Time go really back: a quick view to ATI's R520
In order to understand some of the possible motivations that led ATI's to develop a VLIW chip, we must first give a quick look their previous chip architecture: R520.
Source: ATI (now AMD)
This chip was somewhat “in between” a pure DX9 chip (eg: R300/R420) and a DX10 chip as R600: for example, while it has a central dispatch processor and a decoupled units arrangement, it has classical, separate vertex and pixel shader hardware.
Look at the four quad pixel shader core: each of them is 4D SIMD unit, physically implemented as a 3-way vector unit and a single (1D) scalar unit. This can be well recognized from the picture below:
Source: ATI (now AMD)
As SIMD unit (and especially vector unit) have an high compute-to-size ratio, this arrangement give to the shader core a quite good compute power for limited transistors number and die size. Paradoxically, this was not so evident with R520: the control logic, texture/ROP units, etc. required an high transistors count and die estate, leaving to the shader core not as much space as ideal.
However, with the transition to R580, thing become much clearer: while this chip tripled pixel shaders number, spotting a total of 48 PSUs, transistors count and die space grown only slightly (it weighted at 384M transistors vs R520's 320M).
The downside of this vector-based approach is the relative lack of flexibility, from two points of view:
- a vector unit execute only one instruction type (eg: addition) for each vector component. If you have a vector which need two different kinds of operations (eg: addition for the fist two components, subtraction for the other two) you are out of luck.
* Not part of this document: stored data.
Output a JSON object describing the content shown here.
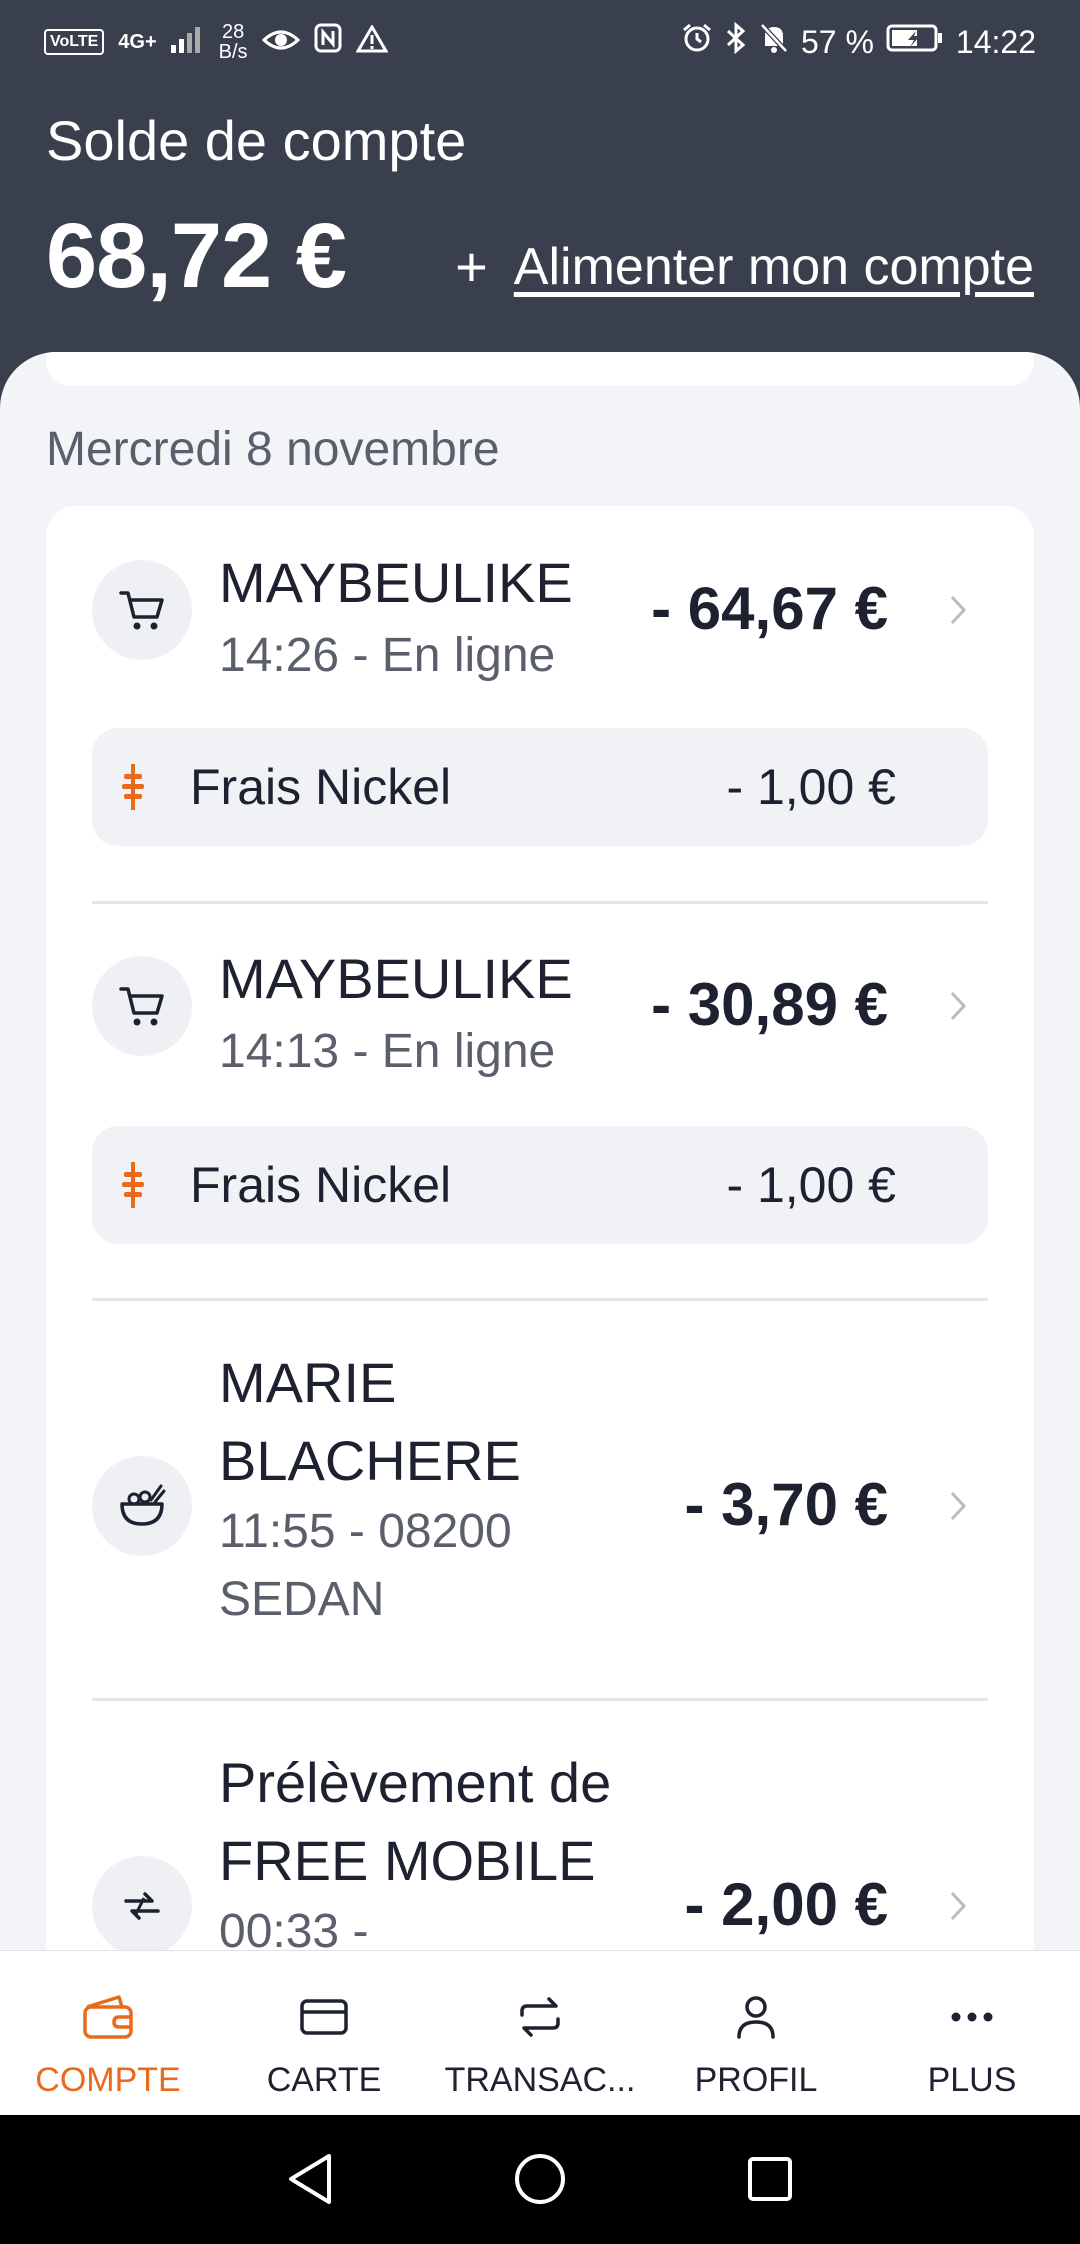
{
  "status_bar": {
    "network_badge": "VoLTE",
    "network_type": "4G+",
    "data_rate_value": "28",
    "data_rate_unit": "B/s",
    "battery": "57 %",
    "time": "14:22",
    "icons": [
      "eye-icon",
      "nfc-icon",
      "warning-icon",
      "alarm-icon",
      "bluetooth-icon",
      "mute-icon",
      "battery-icon"
    ]
  },
  "header": {
    "title": "Solde de compte",
    "balance": "68,72 €",
    "topup_plus": "+",
    "topup_label": "Alimenter mon compte"
  },
  "day": {
    "date": "Mercredi 8 novembre"
  },
  "transactions": [
    {
      "icon": "cart-icon",
      "name": "MAYBEULIKE",
      "sub": "14:26 - En ligne",
      "amount": "- 64,67 €",
      "fee": {
        "icon": "nickel-icon",
        "label": "Frais Nickel",
        "amount": "- 1,00 €"
      }
    },
    {
      "icon": "cart-icon",
      "name": "MAYBEULIKE",
      "sub": "14:13 - En ligne",
      "amount": "- 30,89 €",
      "fee": {
        "icon": "nickel-icon",
        "label": "Frais Nickel",
        "amount": "- 1,00 €"
      }
    },
    {
      "icon": "food-bowl-icon",
      "name": "MARIE BLACHERE",
      "sub": "11:55 - 08200 SEDAN",
      "amount": "- 3,70 €"
    },
    {
      "icon": "transfer-icon",
      "name": "Prélèvement de FREE MOBILE",
      "sub": "00:33 -",
      "amount": "- 2,00 €"
    }
  ],
  "bottom_nav": [
    {
      "label": "COMPTE",
      "icon": "wallet-icon",
      "active": true
    },
    {
      "label": "CARTE",
      "icon": "card-icon",
      "active": false
    },
    {
      "label": "TRANSAC...",
      "icon": "exchange-icon",
      "active": false
    },
    {
      "label": "PROFIL",
      "icon": "person-icon",
      "active": false
    },
    {
      "label": "PLUS",
      "icon": "more-icon",
      "active": false
    }
  ],
  "colors": {
    "header_bg": "#3a3f4e",
    "accent": "#ea6a1b",
    "content_bg": "#f3f4f7"
  }
}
In fact, the added scalar unit serve to mitigate this very issue: very often the pixel's alpha channel run different instructions than the three color channels, so thescalar unit is a very welcomed enhancement.
- to obtain maximum performance you need to supply the vector unit with a sufficiently large data vector – if you supply a 3-way vector unit with a 2-wide data vector, you will obtain only two FLOPs out from the theoretical three.
Fortunately, when dealing with DX9 graphics these two problems are strongly mitigated: first, DX9-class shader are rarely too much complex and, second, as each pixel generally has 4 data channels (red, green, blue and alpha) the vector+scalar unit can often run at full speed.